Foreign Minister Vartan Oskanian’s statement that the most recent visit to the region by the OSCE Minsk Group co-chairs produced no results and that Heydar Aliev and Robert Kocharian are unlikely to achieve a breakthrough at their upcoming meeting in Moscow leads “Aravot” to repeat its view that both presidents are interested in keeping the peace process deadlocked. The paper points to a recent article in the Russian daily “Nezavisimaya Gazeta” written by Vladimir Kazimirov, Russia’s former Karabakh negotiator. According to Kazimirov, the latest round of shuttle diplomacy demonstrated that the conflict can not be solved by a “package” agreement. Only a phased solution is realistic, Kazimirov concluded. So, the paper comments, Kocharian deliberately sticks to a “doomed option.” “Indeed, this is a fertile ground for demagogues and adventurers.”
“Haykakan Zhamanak” looks at the political transformation of one of Kocharian’s former advisers, Democratic Party leader Aram Sarkisian. Back in 1997, Sarkisian was among those “patriotic” figures who were unmasking Levon Ter-Petrossian’s “defeatist policy” on Karabakh. He later joined Kocharian’s administration only to become disillusioned with the new president. Sarkisian now wants fresh presidential elections. He warns that not only does Kocharian risk losing power but could also be prosecuted by Armenia’s “next authorities.”

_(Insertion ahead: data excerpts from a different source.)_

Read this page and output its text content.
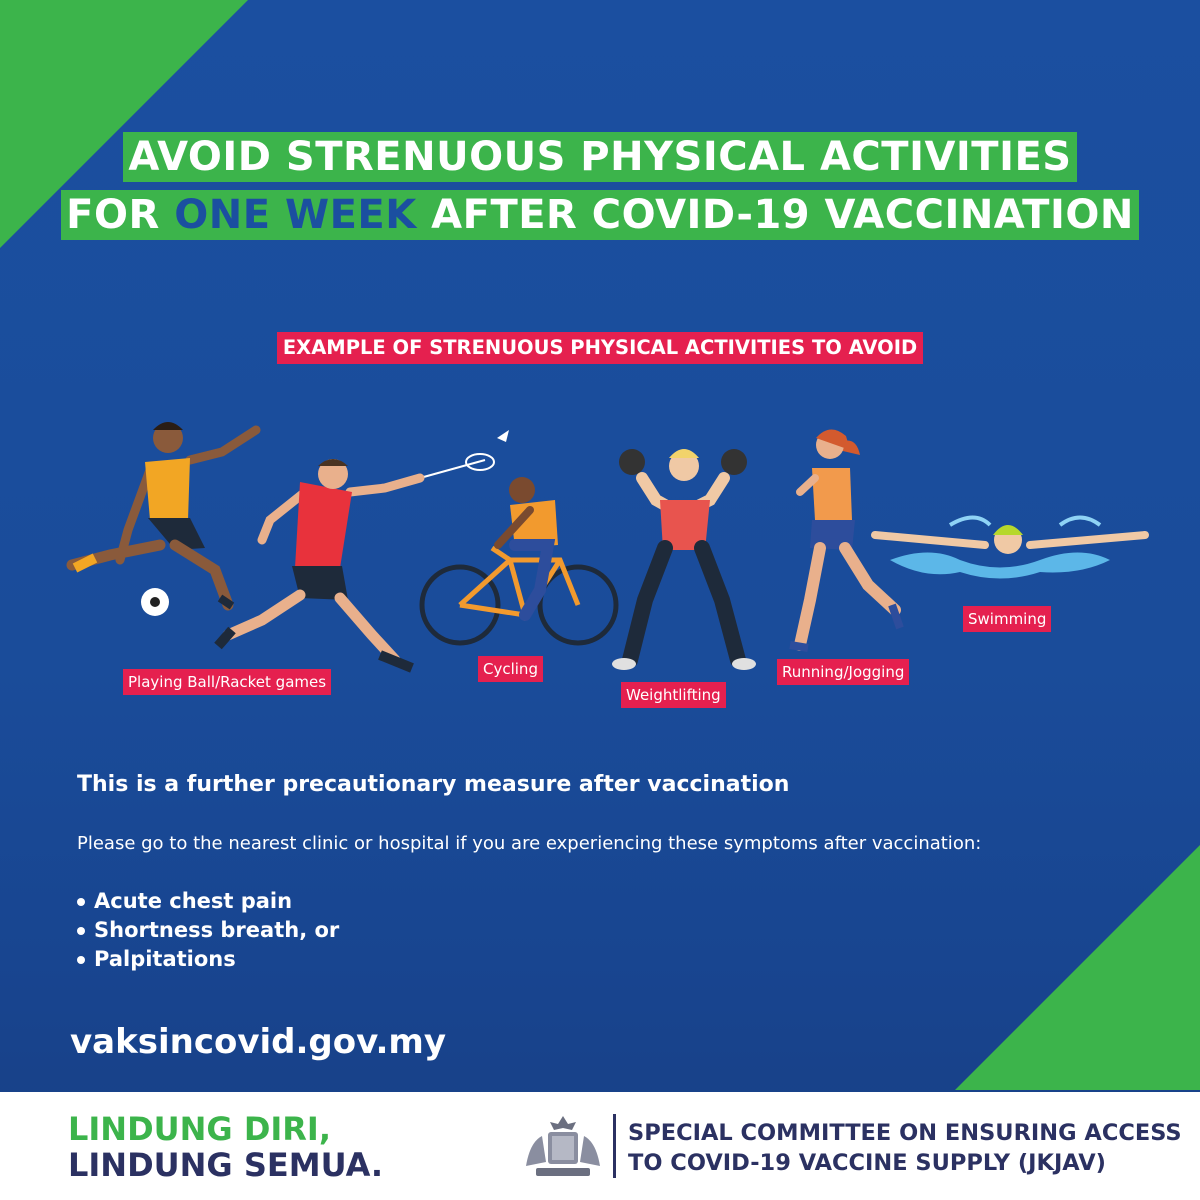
AVOID STRENUOUS PHYSICAL ACTIVITIES
FOR ONE WEEK AFTER COVID-19 VACCINATION
EXAMPLE OF STRENUOUS PHYSICAL ACTIVITIES TO AVOID
Playing Ball/Racket games
Cycling
Weightlifting
Running/Jogging
Swimming
This is a further precautionary measure after vaccination
Please go to the nearest clinic or hospital if you are experiencing these symptoms after vaccination:
Acute chest pain
Shortness breath, or
Palpitations
vaksincovid.gov.my
LINDUNG DIRI,
LINDUNG SEMUA.
SPECIAL COMMITTEE ON ENSURING ACCESS
TO COVID-19 VACCINE SUPPLY (JKJAV)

The three opposition parties that were as recently as last month forcefully campaigning for Kocharian’s impeachment “seem to have gone underground” after their October 26 rally, writes “Haykakan Zhamanak.” Judging from the lack of attention to their activities from the pro-government media, the troika is no longer perceived to be dangerous by the regime. But one of its leaders, Albert Bazeyan, remains hopeful. He argues that since the authorities are playing “dangerous games” on the domestic and foreign fronts “the political situation may change at any moment.” In that case, the opposition will be able to collect enough signatures to impeach Kocharian. “So we will always keep the issue on the agenda,” Bazeyan says. The paper, however, is unimpressed by these assurances, saying that the opposition only counts on mass defections of defections of pro-Kocharian deputies.
“Hayots Ashkhar” rejects the argument that higher salaries in the civil service would significantly reduce corruption in Armenia. Most bureaucrats are not poor at all, the paper says. “In reality, they get more than doctors, teachers and scientists do. And there is no country in the civilized world where bureaucrats are paid so much for such a bad work and are allowed to take bribes and steal.”
“Yerkir” says the government overestimated Armenia’s attractiveness to foreigners. It is evident that the number of tourists who have visited Armenia this year is not anywhere near the predicted 150,000. For one thing, the celebrations of 1700 years of Christianity in Armenia do not seem to have aroused their interest. Those celebrations, according to the paper, were not well prepared and proceeded “rather haphazardly.”